THE elderly and infirm residents of a Holcombe care home were given just four days' notice this week to pack their bags and to find new homes.

On Monday, Sheldon Davey, a director of the company that owns the Gatehouse Nursing Home in Holcombe Drive, told Devon Social Services that the nine residents would need to be out by today.

Mr Davey gave no reason and the Post was unable to contact him.

The decision – which was greeted with a mixture of shock, anger and bewilderment – also means that more than 20 members of staff have lost their jobs.

An emergency team of social workers has spent this week at the home, in efforts to find new accommodation for the residents. Many of them are immobile and need permanent nursing care.

A spokesman for Devon County Council said that it was directly responsible for five patients, but was also overseeing the welfare of the four others.
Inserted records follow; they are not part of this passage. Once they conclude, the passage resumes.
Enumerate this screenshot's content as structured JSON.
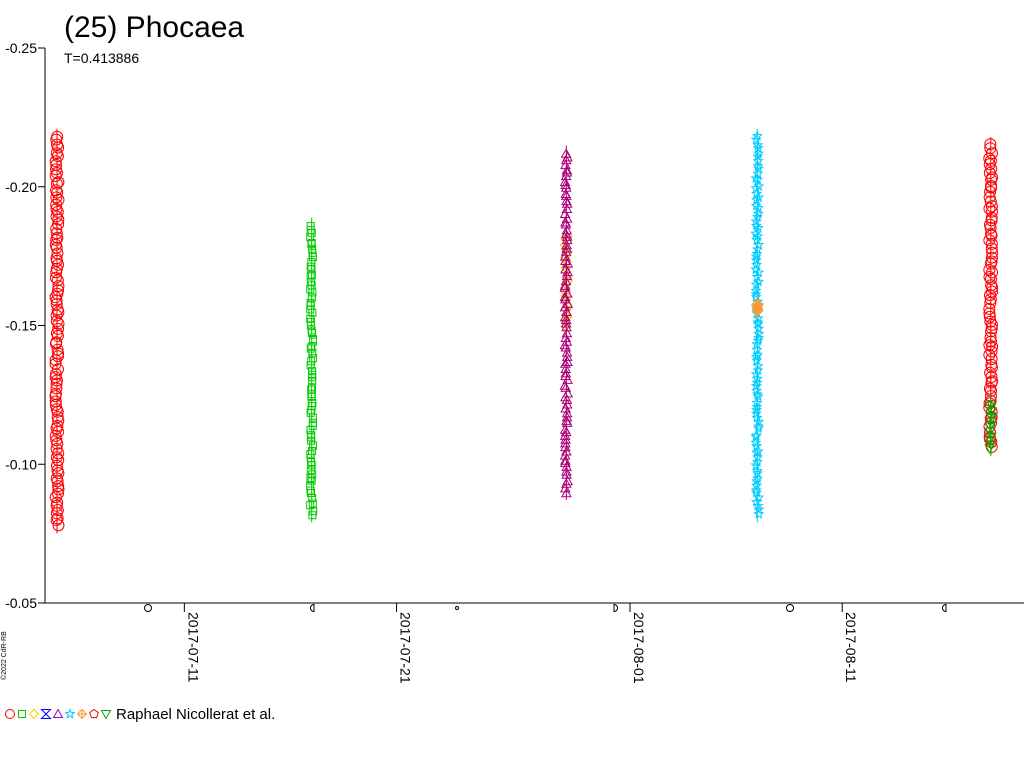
{
  "title": "(25) Phocaea",
  "subtitle": "T=0.413886",
  "credit": "Raphael Nicollerat et al.",
  "side_credit": "©2022 CdR-RB",
  "legend_symbols": [
    {
      "shape": "circle",
      "color": "#ff0000"
    },
    {
      "shape": "square",
      "color": "#00cc00"
    },
    {
      "shape": "diamond",
      "color": "#ffcc00"
    },
    {
      "shape": "hourglass",
      "color": "#0000ff"
    },
    {
      "shape": "triangle",
      "color": "#9900cc"
    },
    {
      "shape": "star",
      "color": "#00ccff"
    },
    {
      "shape": "cross-diamond",
      "color": "#ff9933"
    },
    {
      "shape": "pentagon",
      "color": "#ff0000"
    },
    {
      "shape": "triangle-down",
      "color": "#00aa00"
    }
  ],
  "chart_data": {
    "type": "scatter",
    "title": "(25) Phocaea",
    "subtitle": "T=0.413886",
    "y_inverted": true,
    "ylim": [
      -0.25,
      -0.05
    ],
    "yticks": [
      -0.25,
      -0.2,
      -0.15,
      -0.1,
      -0.05
    ],
    "ytick_labels": [
      "-0.25",
      "-0.20",
      "-0.15",
      "-0.10",
      "-0.05"
    ],
    "xlim": [
      "2017-07-05",
      "2017-08-19"
    ],
    "xticks": [
      "2017-07-11",
      "2017-07-21",
      "2017-08-01",
      "2017-08-11"
    ],
    "moon_phases": [
      "full",
      "last-quarter",
      "new",
      "first-quarter",
      "full",
      "last-quarter"
    ],
    "grid": false,
    "series": [
      {
        "marker": "circle",
        "color": "#ff0000",
        "x": "2017-07-05",
        "y_min": -0.218,
        "y_max": -0.078
      },
      {
        "marker": "square",
        "color": "#00cc00",
        "x": "2017-07-17",
        "y_min": -0.186,
        "y_max": -0.082
      },
      {
        "marker": "diamond",
        "color": "#ffaa00",
        "x": "2017-07-29",
        "y_min": -0.182,
        "y_max": -0.15
      },
      {
        "marker": "triangle",
        "color": "#aa0077",
        "x": "2017-07-29",
        "y_min": -0.212,
        "y_max": -0.09
      },
      {
        "marker": "star",
        "color": "#00ccff",
        "x": "2017-08-07",
        "y_min": -0.218,
        "y_max": -0.082
      },
      {
        "marker": "cross-diamond",
        "color": "#ff9933",
        "x": "2017-08-07",
        "y_min": -0.158,
        "y_max": -0.155
      },
      {
        "marker": "circle",
        "color": "#ff0000",
        "x": "2017-08-18",
        "y_min": -0.215,
        "y_max": -0.106
      },
      {
        "marker": "triangle-down",
        "color": "#00aa00",
        "x": "2017-08-18",
        "y_min": -0.122,
        "y_max": -0.106
      }
    ]
  }
}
'I am unsure of the contractual obligations of the owner, but I would expect at least a month's notice to be normal in such circumstances,' he said. 'We are consulting with patients and relatives about their care needs, and have identified vacancies in the Teignbridge area.'

The home's longest-staying resident, 83-year-old Dorothy Crosland, only discovered the news when cleaners began to pack her clothes in black bin liners.
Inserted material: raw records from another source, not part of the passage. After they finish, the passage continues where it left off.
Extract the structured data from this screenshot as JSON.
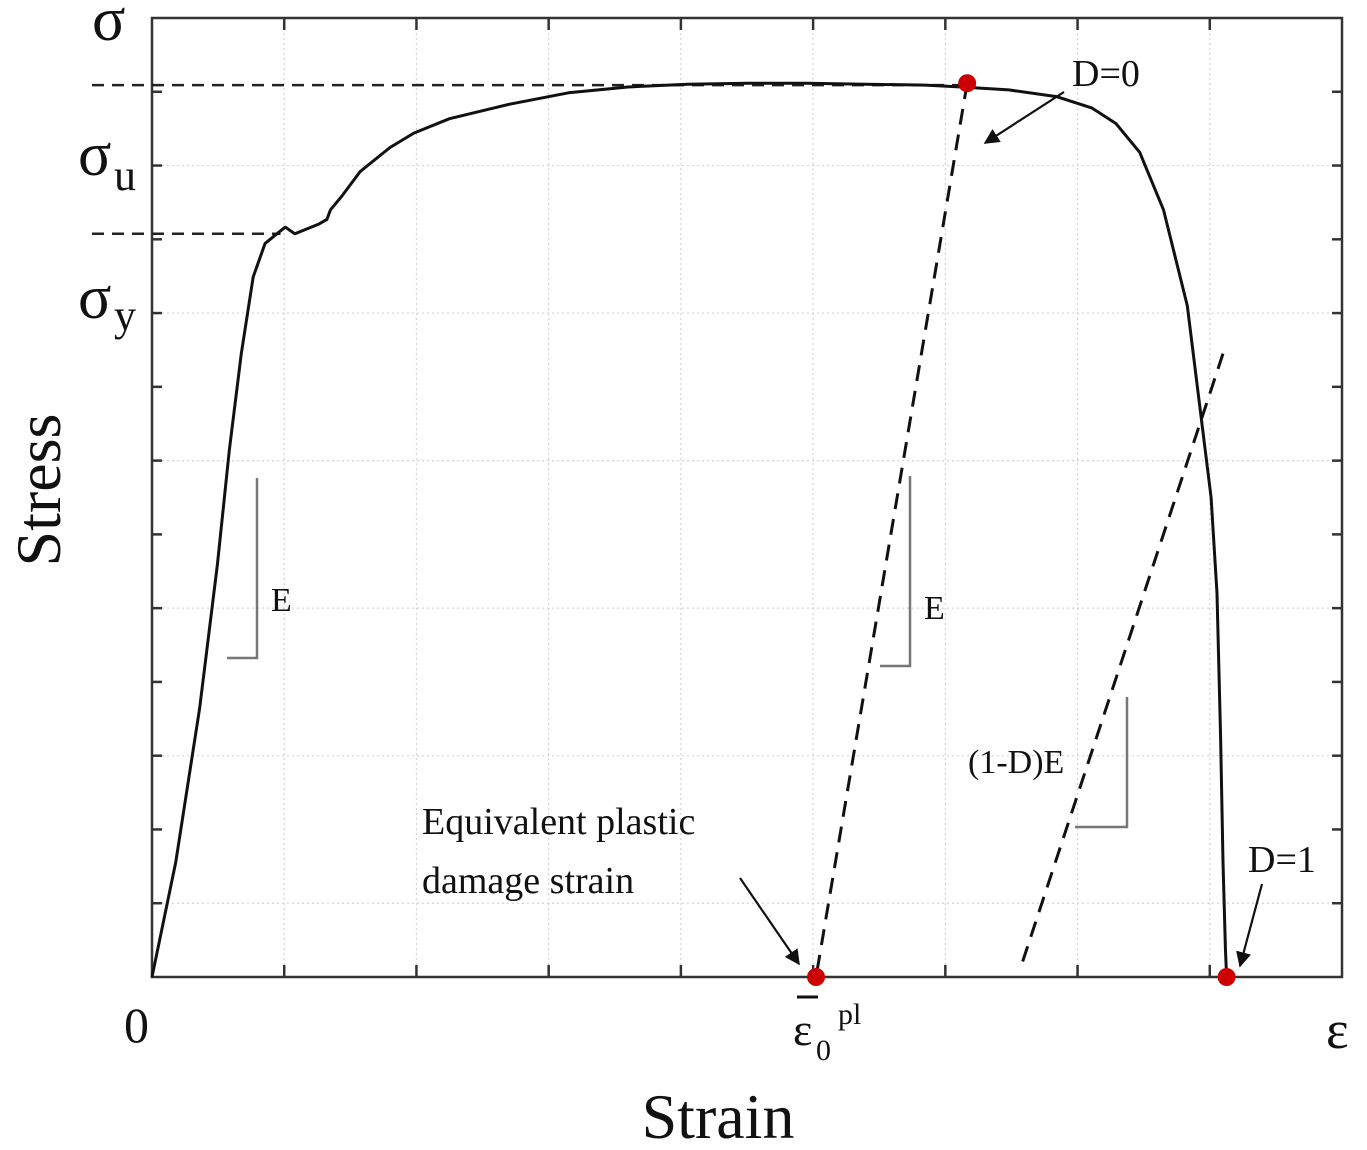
{
  "chart_data": {
    "type": "line",
    "xlabel": "Strain",
    "ylabel": "Stress",
    "x_axis_end_symbol": "ε",
    "y_axis_end_symbol": "σ",
    "origin_label": "0",
    "xlim": [
      0,
      1.0
    ],
    "ylim": [
      0,
      1.0
    ],
    "grid": true,
    "y_markers": [
      {
        "symbol": "σ",
        "subscript": "u",
        "value": 0.93
      },
      {
        "symbol": "σ",
        "subscript": "y",
        "value": 0.775
      }
    ],
    "x_markers": [
      {
        "symbol": "ε",
        "subscript": "0",
        "superscript": "pl",
        "overbar": true,
        "value": 0.558
      }
    ],
    "series": [
      {
        "x": [
          0,
          0.02,
          0.04,
          0.055,
          0.065,
          0.075,
          0.085,
          0.095,
          0.105,
          0.112,
          0.12,
          0.13,
          0.14,
          0.147,
          0.15,
          0.16,
          0.175,
          0.2,
          0.22,
          0.25,
          0.3,
          0.35,
          0.4,
          0.45,
          0.5,
          0.55,
          0.6,
          0.65,
          0.68,
          0.72,
          0.76,
          0.79,
          0.81,
          0.83,
          0.85,
          0.87,
          0.88,
          0.89,
          0.895,
          0.898,
          0.9,
          0.902,
          0.903
        ],
        "y": [
          0,
          0.12,
          0.28,
          0.43,
          0.55,
          0.65,
          0.73,
          0.765,
          0.775,
          0.782,
          0.775,
          0.78,
          0.785,
          0.79,
          0.8,
          0.815,
          0.84,
          0.865,
          0.88,
          0.895,
          0.91,
          0.922,
          0.928,
          0.931,
          0.932,
          0.932,
          0.931,
          0.93,
          0.928,
          0.925,
          0.918,
          0.906,
          0.89,
          0.86,
          0.8,
          0.7,
          0.6,
          0.5,
          0.4,
          0.25,
          0.12,
          0.03,
          0
        ]
      }
    ],
    "unloading_lines": [
      {
        "from": [
          0.685,
          0.932
        ],
        "to": [
          0.558,
          0
        ],
        "slope_label": "E"
      },
      {
        "from": [
          0.9,
          0.65
        ],
        "to": [
          0.73,
          0.01
        ],
        "slope_label": "(1-D)E"
      }
    ],
    "points": [
      {
        "x": 0.685,
        "y": 0.932,
        "color": "#cc0000"
      },
      {
        "x": 0.558,
        "y": 0,
        "color": "#cc0000"
      },
      {
        "x": 0.903,
        "y": 0,
        "color": "#cc0000"
      }
    ],
    "annotations": [
      {
        "text": "D=0",
        "x": 0.685,
        "y": 0.932
      },
      {
        "text": "D=1",
        "x": 0.903,
        "y": 0
      },
      {
        "text": "Equivalent plastic",
        "x": 0.558,
        "y": 0
      },
      {
        "text": "damage strain",
        "x": 0.558,
        "y": 0
      },
      {
        "text": "E",
        "x": 0.09,
        "y": 0.45
      },
      {
        "text": "E",
        "x": 0.64,
        "y": 0.45
      },
      {
        "text": "(1-D)E",
        "x": 0.8,
        "y": 0.25
      }
    ],
    "marker_color": "#cc0000"
  }
}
'Why are you doing that?' she asked them. 'Am I going on holiday?'

'No, you're having to leave,' was the reply.

Mrs Crosland, who has her own room at the home, is bed-bound and awaiting a hip-replacement operation.

'I like this room very, very much, and I'm really sorry to be leaving after four years,' she said. 'But the whole place has been going down.'

Her daughter, Barbara Hughes, flew in from Canada this week to be given the news of the closure on her arrival.
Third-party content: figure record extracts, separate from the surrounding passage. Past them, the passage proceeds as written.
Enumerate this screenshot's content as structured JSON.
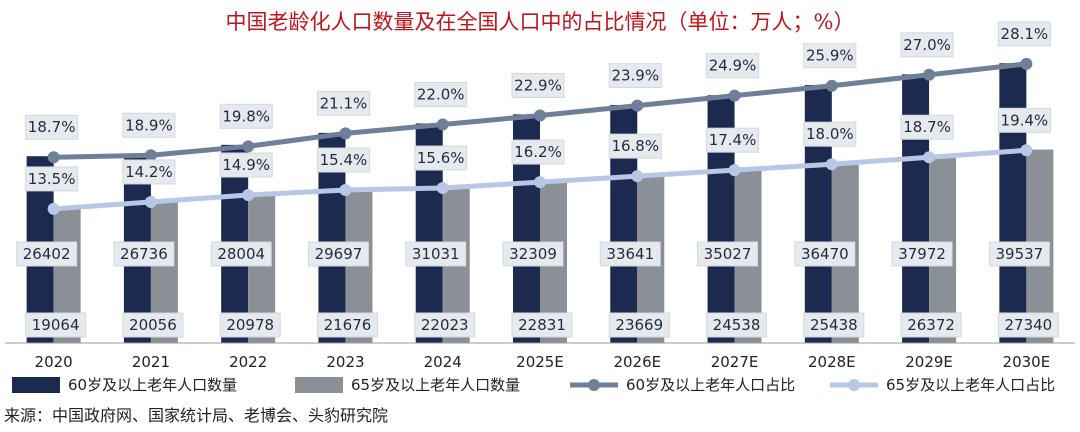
{
  "chart_data": {
    "type": "bar",
    "title": "中国老龄化人口数量及在全国人口中的占比情况（单位：万人；%）",
    "categories": [
      "2020",
      "2021",
      "2022",
      "2023",
      "2024",
      "2025E",
      "2026E",
      "2027E",
      "2028E",
      "2029E",
      "2030E"
    ],
    "series": [
      {
        "name": "60岁及以上老年人口数量",
        "kind": "bar",
        "color": "#1b2a4e",
        "values": [
          26402,
          26736,
          28004,
          29697,
          31031,
          32309,
          33641,
          35027,
          36470,
          37972,
          39537
        ]
      },
      {
        "name": "65岁及以上老年人口数量",
        "kind": "bar",
        "color": "#8a9095",
        "values": [
          19064,
          20056,
          20978,
          21676,
          22023,
          22831,
          23669,
          24538,
          25438,
          26372,
          27340
        ]
      },
      {
        "name": "60岁及以上老年人口占比",
        "kind": "line",
        "color": "#6f7f98",
        "values": [
          18.7,
          18.9,
          19.8,
          21.1,
          22.0,
          22.9,
          23.9,
          24.9,
          25.9,
          27.0,
          28.1
        ]
      },
      {
        "name": "65岁及以上老年人口占比",
        "kind": "line",
        "color": "#b9c7e6",
        "values": [
          13.5,
          14.2,
          14.9,
          15.4,
          15.6,
          16.2,
          16.8,
          17.4,
          18.0,
          18.7,
          19.4
        ]
      }
    ],
    "bar_ylim": [
      0,
      40000
    ],
    "line_ylim": [
      0,
      30
    ],
    "legend_position": "bottom"
  },
  "source": "来源：中国政府网、国家统计局、老博会、头豹研究院"
}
'It's such a bombshell,' she said. 'I'm appalled and disgusted. It's so upsetting for these old people. I didn't know that they could do this.'

She said that she had had an idea that things were wrong.

'I've seen empty potties in the bath, and they're slow to empty the commodes,' she said.

Jennifer Hamlin, acting deputy matron, said: 'Things have not been well for a while.'

Mrs Hamlin, who has found another job, said that she had never had a contract of employment and as far as she was aware nobody had.

Staff did not know whether they would be paid this month, she said.

Last month, Mr Davey's father, Richard, was given planning permission by Teignbridge Council to demolish the Victorian-period nursing home and to build five houses on the site.

Mr Davey Snr has been reported as saying that he needed seven homes on the site. Since he was refused permission for that number, he said one of his options was to try to take asylum seekers.